We would nevertheless also wish to express what we consider to be positive aspects of the Regulation and the Directive:

  • improvement of the communicative value of the auditor’s report;
  • the enhanced role of the audit committee; and
  • recognition that the audit can be adapted to serve the needs of small- and medium-sized entities (SMEs).

Enhancement of the communicative value of the auditor’s report, which is embedded in article 28 of the Directive and article 10 of the Regulation, is part of a worldwide movement launched at the dawn of the 2008 financial crisis to respond to the demand of stakeholders to get more information from the auditor through the auditor’s report. Stakeholders know that the auditor has a deep knowledge of the entity and its environment and want to leverage that knowledge to get more information themselves.

The International Auditing and Assurance Standards Board (IAASB) has been responsive to that demand and is expected to finalize its new auditor’s report by the end of the year. The US Public Company Accounting Oversight Board (PCAOB) is also in the same process and is designing a new auditor’s report that is globally in the same vein. So the lines are moving and we are definitely entering new territories here.

We are very glad to see that move, not only because we think it is positive for the usefulness of the auditor’s report and the perception of the audit, but also because the Key Audit Matters were inspired originally by a requirement in a 2003 French law that requires the auditor to “justify his/her assessments” in the auditor’s report.

The enhanced role of the audit committee is also further recognition that the audit and the auditor is but one link in the financial reporting supply chain. But it also recognizes that properly setting the responsibilities of the audit committee is a very important element of the chain in that it serves the quality of the audit, protects the independence of the auditor, and, ultimately, leads to better financial reporting.

The recognition that EU Member States may adapt the audit of SMEs is also a crucial point of the Directive. The French profession supports the audit of SMEs and considers that the audit is the proper service for SMEs as long as it is adapted to their context. The French profession issued a standard in 2009, which was endorsed by the Ministry of Justice and which recognized the proportionate application of the standards in the context of the audit of SMEs.
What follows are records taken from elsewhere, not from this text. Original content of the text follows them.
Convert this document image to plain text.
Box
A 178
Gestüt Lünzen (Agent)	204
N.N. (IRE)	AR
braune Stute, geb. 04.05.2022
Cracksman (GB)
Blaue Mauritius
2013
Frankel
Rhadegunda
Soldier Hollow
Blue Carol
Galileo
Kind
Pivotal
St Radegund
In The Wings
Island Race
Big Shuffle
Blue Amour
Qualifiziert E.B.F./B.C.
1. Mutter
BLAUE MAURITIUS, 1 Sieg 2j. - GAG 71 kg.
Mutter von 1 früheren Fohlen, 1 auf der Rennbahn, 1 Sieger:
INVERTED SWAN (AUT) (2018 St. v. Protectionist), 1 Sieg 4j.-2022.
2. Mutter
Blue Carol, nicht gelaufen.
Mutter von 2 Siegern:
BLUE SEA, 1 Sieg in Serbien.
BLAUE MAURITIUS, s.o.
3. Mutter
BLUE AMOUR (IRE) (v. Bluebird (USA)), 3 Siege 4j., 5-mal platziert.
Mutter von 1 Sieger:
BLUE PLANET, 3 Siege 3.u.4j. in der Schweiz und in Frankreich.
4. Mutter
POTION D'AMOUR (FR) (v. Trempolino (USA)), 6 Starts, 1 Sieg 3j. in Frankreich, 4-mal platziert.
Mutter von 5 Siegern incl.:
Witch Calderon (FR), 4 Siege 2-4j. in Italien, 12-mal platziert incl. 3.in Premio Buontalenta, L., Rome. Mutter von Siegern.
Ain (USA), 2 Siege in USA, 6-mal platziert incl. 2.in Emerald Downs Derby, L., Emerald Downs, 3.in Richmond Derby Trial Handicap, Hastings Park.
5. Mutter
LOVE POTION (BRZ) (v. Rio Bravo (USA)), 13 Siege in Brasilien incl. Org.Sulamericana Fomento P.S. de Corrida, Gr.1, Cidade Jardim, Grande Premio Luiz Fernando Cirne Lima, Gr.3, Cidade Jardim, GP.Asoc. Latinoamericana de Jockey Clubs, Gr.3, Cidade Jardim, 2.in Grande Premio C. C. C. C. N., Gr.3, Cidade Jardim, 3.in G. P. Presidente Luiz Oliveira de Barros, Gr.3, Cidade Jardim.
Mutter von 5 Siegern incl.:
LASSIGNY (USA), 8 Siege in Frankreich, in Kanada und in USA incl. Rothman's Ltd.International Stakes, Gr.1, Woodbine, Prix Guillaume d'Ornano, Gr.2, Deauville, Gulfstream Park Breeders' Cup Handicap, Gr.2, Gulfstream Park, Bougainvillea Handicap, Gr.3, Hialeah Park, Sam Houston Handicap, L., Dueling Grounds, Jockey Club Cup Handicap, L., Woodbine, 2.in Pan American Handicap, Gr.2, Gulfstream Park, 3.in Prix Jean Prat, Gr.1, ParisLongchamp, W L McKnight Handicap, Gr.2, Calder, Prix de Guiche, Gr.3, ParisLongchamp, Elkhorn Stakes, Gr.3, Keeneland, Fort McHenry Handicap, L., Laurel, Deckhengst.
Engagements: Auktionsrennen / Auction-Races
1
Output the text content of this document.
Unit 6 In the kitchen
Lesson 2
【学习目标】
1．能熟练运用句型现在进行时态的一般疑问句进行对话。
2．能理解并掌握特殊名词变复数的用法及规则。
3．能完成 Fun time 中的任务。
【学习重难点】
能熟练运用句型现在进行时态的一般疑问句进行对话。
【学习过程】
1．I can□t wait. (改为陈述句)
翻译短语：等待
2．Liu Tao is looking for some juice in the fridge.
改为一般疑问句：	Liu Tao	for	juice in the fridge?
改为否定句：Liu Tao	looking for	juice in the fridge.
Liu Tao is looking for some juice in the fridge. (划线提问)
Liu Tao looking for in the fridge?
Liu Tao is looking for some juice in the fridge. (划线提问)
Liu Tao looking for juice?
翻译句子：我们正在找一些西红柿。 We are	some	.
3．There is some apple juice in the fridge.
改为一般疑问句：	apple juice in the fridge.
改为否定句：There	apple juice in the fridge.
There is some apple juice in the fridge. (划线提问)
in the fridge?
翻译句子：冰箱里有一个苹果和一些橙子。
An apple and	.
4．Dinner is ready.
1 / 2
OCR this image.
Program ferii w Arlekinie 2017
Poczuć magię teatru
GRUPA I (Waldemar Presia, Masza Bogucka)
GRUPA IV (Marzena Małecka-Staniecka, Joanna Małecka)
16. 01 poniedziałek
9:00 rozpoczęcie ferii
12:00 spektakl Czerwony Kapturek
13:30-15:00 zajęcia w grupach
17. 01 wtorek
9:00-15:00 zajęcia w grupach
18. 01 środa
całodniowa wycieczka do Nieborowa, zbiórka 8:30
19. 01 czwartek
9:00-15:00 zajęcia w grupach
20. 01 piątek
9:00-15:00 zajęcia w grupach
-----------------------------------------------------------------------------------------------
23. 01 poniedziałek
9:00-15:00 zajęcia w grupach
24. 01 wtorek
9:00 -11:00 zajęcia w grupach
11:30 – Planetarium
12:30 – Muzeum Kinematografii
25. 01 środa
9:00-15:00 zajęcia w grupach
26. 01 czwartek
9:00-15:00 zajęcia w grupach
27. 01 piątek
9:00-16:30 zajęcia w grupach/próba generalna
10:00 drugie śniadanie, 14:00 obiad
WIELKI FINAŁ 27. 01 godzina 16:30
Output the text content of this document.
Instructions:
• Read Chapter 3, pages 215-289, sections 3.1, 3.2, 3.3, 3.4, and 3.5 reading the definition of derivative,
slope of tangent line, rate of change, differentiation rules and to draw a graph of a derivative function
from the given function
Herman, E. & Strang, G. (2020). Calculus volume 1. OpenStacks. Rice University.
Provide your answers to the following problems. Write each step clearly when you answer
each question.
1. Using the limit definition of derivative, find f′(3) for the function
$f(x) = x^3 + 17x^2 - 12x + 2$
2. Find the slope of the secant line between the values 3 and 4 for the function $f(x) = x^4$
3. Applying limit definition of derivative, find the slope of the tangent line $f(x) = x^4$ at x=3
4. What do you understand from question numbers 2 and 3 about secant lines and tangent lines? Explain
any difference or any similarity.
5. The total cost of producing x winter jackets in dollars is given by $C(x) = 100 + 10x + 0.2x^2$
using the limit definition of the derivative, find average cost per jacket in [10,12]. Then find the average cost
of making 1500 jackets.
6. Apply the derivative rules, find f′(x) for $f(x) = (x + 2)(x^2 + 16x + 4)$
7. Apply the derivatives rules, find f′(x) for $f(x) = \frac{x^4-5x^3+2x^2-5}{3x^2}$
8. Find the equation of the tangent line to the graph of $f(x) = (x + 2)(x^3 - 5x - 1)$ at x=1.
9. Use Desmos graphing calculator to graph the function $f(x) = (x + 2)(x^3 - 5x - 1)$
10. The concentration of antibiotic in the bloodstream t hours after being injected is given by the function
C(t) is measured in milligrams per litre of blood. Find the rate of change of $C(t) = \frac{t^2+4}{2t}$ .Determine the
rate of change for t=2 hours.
Finally, having focused in this Viewpoint on some of the most positive aspects of the EU audit reform, we would nevertheless want to conclude with a certain regret.

One of the main objectives of the Commission in launching this reform was to “learn the lessons from the crisis” and, consequently, to clarify and define more precisely the role of the auditor.

This was the point on which we had the most hope: the expression of a vision for a new role of the auditor in the twenty-first century. And we consider that the audit reform has forgotten this original objective. It has worked on the market, the independence, the supervision, the rules, etc... But it has not shaped a forward-looking vision for the future role of the auditor in light of the usefulness of the audit in a changing environment where the acceleration of the provision of information is dramatic and the need for trust and reliability acute. By not tackling this issue, the EU audit reform will not contribute to the reduction of the expectation gap.